The above principles are largely to be welcomed, but will present challenges for fund managers in practice. As mentioned above, one of the prerequisites for the availability of treaty benefits under the business profits article as set out in the TD is that the partners are residents of a treaty country. In the TD, the Commissioner states that the onus is on the general partner of the LP to prove that a limited partner is a resident of a tax treaty country. According to the TD, this will be done through discussions with the Commissioner and provision of relevant information as regards the ultimate investors on a case by case basis. The Commissioner suggests that fund managers should assemble as much information as is available to them as soon as practicable after an acquisition has been made and discuss the matter with the Commissioner. Once the residence of the ultimate partners has been determined, the Commissioner will advise the fund manager as to what arrangements will need to be put in place to ensure treaty obligations have been fulfilled.

In the absence of sufficient identifying information as to the residence of the partners, the TD indicates the Commissioner will, where appropriate, issue notices to third parties to secure the debt on any subsequent assessment. The Commissioner will also consider other available remedies, if necessary.
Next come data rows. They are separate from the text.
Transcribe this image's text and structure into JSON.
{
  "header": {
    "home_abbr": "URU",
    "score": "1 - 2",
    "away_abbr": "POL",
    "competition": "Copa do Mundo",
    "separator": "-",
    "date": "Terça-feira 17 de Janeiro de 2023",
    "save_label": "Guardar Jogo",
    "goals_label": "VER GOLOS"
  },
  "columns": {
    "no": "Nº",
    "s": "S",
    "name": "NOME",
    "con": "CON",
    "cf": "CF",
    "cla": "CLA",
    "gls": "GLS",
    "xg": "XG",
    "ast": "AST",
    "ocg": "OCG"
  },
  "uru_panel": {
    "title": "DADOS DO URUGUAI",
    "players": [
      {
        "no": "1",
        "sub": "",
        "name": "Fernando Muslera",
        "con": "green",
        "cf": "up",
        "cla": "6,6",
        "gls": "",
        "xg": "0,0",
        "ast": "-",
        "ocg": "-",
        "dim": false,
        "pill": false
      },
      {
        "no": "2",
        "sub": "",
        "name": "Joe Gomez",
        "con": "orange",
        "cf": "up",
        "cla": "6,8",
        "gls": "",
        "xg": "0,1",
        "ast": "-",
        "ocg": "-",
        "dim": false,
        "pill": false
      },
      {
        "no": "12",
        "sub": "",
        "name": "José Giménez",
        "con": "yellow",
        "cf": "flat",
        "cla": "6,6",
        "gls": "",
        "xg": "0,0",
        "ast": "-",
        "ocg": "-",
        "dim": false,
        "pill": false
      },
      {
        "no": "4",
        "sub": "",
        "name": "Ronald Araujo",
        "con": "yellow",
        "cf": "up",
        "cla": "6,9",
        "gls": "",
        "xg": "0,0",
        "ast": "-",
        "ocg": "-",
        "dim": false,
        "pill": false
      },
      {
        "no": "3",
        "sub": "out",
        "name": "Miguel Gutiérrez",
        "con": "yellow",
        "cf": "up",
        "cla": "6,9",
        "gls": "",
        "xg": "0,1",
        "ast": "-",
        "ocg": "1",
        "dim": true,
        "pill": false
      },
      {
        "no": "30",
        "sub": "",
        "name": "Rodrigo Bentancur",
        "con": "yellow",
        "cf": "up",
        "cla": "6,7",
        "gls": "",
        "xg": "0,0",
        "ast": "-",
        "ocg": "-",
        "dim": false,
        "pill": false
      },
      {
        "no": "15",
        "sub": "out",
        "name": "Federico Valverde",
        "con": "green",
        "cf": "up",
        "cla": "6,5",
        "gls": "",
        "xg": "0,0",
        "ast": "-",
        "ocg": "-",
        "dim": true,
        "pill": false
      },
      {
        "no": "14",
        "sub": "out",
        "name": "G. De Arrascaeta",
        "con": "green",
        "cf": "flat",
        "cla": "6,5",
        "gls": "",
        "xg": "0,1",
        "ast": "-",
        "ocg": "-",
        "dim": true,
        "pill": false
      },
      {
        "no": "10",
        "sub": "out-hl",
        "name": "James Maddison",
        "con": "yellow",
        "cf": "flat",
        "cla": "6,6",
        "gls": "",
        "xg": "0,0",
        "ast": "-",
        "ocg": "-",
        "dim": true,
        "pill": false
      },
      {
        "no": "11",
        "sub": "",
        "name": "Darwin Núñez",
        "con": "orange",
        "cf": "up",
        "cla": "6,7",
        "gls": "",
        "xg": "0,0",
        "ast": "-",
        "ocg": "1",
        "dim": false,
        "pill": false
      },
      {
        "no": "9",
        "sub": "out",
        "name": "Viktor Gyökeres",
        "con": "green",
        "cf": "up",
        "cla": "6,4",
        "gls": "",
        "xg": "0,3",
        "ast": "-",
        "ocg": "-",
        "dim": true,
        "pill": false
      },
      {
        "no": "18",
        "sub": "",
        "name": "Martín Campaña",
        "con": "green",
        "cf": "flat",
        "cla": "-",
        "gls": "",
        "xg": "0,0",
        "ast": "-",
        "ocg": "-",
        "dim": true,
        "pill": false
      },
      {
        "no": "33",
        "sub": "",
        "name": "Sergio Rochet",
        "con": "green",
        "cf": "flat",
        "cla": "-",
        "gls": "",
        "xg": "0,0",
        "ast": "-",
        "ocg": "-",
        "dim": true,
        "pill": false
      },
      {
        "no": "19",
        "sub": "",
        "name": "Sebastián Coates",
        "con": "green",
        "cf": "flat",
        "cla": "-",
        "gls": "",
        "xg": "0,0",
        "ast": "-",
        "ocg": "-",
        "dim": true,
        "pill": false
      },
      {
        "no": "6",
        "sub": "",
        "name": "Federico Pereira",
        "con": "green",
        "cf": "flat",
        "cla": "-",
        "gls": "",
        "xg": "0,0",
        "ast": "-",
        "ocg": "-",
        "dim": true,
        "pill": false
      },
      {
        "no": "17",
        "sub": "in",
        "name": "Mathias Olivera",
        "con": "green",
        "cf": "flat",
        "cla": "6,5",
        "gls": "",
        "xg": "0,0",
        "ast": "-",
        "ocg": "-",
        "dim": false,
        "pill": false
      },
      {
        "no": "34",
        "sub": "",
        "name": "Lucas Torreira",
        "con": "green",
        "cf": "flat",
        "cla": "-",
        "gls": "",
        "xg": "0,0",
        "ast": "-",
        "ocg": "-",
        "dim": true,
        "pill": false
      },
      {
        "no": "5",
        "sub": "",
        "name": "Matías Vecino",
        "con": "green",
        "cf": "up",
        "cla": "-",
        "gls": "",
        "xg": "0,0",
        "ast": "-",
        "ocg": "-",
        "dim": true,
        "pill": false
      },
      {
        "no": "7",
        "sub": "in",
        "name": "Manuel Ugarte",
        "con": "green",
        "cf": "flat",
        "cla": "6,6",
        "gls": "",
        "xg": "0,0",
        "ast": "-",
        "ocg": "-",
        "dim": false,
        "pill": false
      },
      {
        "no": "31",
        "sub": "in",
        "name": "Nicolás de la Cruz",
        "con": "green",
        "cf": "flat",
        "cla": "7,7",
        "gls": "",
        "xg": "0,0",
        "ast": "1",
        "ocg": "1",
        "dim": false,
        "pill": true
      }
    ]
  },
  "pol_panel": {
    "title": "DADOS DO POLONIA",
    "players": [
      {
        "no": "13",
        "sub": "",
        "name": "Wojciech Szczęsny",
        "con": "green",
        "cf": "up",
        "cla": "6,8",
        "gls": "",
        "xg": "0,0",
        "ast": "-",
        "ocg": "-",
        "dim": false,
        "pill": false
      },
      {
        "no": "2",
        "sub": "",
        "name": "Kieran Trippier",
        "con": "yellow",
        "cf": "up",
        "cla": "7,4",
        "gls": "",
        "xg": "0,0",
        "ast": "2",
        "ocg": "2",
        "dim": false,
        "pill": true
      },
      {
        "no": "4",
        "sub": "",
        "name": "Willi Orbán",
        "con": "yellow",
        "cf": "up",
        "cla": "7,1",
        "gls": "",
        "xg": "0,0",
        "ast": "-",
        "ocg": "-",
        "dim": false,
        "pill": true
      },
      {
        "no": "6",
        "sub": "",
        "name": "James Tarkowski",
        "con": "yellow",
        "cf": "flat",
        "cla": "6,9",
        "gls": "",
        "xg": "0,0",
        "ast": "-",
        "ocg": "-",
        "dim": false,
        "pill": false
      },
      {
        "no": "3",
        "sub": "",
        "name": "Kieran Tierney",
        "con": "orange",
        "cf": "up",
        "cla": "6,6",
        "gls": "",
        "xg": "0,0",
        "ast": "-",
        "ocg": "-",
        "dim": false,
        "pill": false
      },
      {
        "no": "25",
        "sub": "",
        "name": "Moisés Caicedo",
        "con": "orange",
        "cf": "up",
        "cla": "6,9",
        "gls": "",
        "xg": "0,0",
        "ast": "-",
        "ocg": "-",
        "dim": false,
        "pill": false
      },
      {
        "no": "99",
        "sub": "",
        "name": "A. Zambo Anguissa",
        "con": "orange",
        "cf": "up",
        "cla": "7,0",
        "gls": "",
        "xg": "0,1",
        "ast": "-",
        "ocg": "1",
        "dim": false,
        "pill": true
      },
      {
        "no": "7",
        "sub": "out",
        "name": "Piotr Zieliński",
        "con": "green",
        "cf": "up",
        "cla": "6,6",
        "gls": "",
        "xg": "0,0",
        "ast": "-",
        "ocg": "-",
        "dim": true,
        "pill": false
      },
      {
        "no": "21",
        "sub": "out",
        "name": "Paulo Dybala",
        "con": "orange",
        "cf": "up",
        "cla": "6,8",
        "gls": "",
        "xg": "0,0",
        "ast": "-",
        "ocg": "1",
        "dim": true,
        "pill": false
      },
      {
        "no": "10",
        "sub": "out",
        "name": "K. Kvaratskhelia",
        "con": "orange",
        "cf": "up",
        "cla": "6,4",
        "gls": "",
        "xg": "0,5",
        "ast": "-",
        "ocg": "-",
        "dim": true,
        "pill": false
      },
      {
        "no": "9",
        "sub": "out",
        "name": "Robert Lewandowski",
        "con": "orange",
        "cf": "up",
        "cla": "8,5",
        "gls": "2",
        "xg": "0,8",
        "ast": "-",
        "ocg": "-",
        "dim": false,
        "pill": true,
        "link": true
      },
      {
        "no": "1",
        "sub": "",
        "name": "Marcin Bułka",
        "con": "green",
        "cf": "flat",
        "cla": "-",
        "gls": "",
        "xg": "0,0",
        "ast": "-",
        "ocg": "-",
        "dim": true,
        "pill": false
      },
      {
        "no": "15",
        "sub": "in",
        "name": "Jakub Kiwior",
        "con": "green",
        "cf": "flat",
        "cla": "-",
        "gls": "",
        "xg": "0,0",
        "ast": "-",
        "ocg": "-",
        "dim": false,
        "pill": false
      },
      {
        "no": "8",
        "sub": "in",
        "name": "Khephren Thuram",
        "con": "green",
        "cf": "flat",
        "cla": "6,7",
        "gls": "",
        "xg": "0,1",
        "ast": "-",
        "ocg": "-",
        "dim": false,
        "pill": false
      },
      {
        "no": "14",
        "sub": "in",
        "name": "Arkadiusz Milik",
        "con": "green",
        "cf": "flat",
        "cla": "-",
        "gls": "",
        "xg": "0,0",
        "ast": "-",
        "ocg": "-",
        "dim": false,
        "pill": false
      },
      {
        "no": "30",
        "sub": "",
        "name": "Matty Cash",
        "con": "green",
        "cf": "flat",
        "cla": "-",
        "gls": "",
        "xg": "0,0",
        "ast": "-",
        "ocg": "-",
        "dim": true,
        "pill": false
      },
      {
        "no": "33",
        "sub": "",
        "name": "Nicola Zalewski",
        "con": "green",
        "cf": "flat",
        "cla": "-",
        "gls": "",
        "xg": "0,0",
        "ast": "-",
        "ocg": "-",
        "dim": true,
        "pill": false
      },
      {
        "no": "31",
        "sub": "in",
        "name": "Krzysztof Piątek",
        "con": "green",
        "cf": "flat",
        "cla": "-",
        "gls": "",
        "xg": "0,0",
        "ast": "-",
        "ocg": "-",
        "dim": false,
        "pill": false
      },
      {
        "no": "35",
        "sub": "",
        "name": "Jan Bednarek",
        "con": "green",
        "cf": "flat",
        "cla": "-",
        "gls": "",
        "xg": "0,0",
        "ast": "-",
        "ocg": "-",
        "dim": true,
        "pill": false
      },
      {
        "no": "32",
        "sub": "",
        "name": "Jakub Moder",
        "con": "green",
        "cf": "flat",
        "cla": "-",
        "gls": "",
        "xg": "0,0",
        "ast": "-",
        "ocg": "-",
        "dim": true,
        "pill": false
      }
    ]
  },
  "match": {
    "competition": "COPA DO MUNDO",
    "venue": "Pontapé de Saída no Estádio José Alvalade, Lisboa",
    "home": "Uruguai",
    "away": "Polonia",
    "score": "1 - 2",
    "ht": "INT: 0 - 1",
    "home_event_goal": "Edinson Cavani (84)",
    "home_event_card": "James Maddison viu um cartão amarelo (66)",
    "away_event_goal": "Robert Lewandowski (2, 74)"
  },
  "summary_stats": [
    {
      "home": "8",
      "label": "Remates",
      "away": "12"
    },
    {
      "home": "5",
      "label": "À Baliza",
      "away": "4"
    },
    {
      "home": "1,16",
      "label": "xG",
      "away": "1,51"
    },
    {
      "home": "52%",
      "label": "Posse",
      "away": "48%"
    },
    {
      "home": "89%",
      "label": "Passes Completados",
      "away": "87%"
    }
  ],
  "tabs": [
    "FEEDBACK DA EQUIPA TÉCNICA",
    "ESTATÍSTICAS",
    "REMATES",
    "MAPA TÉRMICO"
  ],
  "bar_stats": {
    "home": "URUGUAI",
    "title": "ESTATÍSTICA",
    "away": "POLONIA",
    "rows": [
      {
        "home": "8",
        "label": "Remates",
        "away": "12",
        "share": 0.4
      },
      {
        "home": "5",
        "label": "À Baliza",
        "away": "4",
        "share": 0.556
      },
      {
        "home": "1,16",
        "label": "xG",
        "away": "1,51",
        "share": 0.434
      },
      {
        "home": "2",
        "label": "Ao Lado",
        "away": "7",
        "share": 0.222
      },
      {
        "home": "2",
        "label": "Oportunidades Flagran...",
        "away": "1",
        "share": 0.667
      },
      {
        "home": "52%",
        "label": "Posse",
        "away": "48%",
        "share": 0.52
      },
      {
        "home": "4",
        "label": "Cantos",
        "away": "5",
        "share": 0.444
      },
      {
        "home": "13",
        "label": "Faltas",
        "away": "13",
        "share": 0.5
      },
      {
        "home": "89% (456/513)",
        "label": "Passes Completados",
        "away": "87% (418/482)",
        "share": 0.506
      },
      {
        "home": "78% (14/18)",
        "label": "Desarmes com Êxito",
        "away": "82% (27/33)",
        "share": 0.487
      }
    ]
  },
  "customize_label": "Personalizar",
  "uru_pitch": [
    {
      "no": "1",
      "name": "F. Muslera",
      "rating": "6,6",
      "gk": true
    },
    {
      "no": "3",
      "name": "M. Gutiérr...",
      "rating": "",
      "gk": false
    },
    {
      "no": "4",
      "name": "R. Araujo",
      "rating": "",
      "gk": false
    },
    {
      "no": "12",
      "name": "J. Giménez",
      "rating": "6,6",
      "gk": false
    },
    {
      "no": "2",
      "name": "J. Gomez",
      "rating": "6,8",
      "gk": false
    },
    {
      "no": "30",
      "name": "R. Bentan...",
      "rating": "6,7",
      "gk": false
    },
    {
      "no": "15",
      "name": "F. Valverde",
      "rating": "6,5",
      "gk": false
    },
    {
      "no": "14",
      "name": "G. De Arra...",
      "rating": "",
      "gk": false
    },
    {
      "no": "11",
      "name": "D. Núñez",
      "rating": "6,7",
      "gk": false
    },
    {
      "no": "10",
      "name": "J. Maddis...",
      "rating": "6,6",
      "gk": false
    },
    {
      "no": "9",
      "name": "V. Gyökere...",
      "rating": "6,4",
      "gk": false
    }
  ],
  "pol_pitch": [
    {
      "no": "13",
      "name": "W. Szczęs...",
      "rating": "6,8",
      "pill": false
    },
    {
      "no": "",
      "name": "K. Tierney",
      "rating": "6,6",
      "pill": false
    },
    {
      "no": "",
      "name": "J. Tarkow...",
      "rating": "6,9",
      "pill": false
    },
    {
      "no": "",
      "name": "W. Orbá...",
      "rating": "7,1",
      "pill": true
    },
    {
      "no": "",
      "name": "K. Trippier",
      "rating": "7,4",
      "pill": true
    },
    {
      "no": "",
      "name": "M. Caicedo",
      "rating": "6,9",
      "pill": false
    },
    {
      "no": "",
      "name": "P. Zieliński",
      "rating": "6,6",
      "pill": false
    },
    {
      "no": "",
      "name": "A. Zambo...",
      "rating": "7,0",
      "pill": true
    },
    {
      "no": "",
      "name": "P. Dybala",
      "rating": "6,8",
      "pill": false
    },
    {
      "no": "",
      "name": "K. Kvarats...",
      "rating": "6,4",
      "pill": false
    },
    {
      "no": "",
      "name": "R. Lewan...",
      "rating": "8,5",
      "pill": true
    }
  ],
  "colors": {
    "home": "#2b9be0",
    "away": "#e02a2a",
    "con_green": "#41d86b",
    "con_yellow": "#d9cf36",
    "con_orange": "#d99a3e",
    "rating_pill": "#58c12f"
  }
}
The TD notes that if the Commissioner is subsequently satisfied that the partners in a LP are resident in a tax treaty partner country and tax treaty benefits are available, a refund of the tax collected can be sought.

Some points to note:

  • It is not necessary for the LP to be organized in a tax treaty country for treaty benefits to be available to the partners, provided the partners reside in a tax treaty country, and the LP is treated as fiscally transparent in the treaty country (i.e. the income is treated as that of the partner, not the LP itself).
  • Although not expressly addressed, we consider that the above principles will be applied where different ultimate investors are resident in different countries with which Australia has a tax treaty.
  • One of the examples makes clear that where one ultimate investor is resident in a tax treaty country and the other ultimate investor is resident in a non-tax treaty country, treaty benefits will be applied only to the extent the income is attributable to the ultimate investor in a treaty country.
  • The TD addresses the question of the application of the business profits article in Australia’s tax treaties. It does not address the application of flow-through benefits under other articles of Australian tax treaties. For example, it does not consider the application of the dividend article in a tax treaty where an unfranked dividend is paid to a fiscally transparent entity.
  • The onus is on the general partner to establish the residence, according to the applicable Australian treaty, of the partners in the LP and forward that information to the Commissioner. According to the TD, “it is envisaged that in nearly all cases fund managers will be aware of the details of the residence of their ultimate investors.” However, as a matter of practice, gathering the relevant data sufficient to trace through to all ultimate investors is often a difficult process. The Commissioner does not contemplate any safe harbor or de minimis rule and so seems to want complete information on all ultimate investors.
  • In circumstances where the Commissioner subsequently becomes satisfied that partners in a LP are resident in a tax treaty partner country and that treaty benefits are available, TD 2011/25 indicates that a refund of the tax collected can be sought. However, no details have been provided regarding how this will be administered in practice.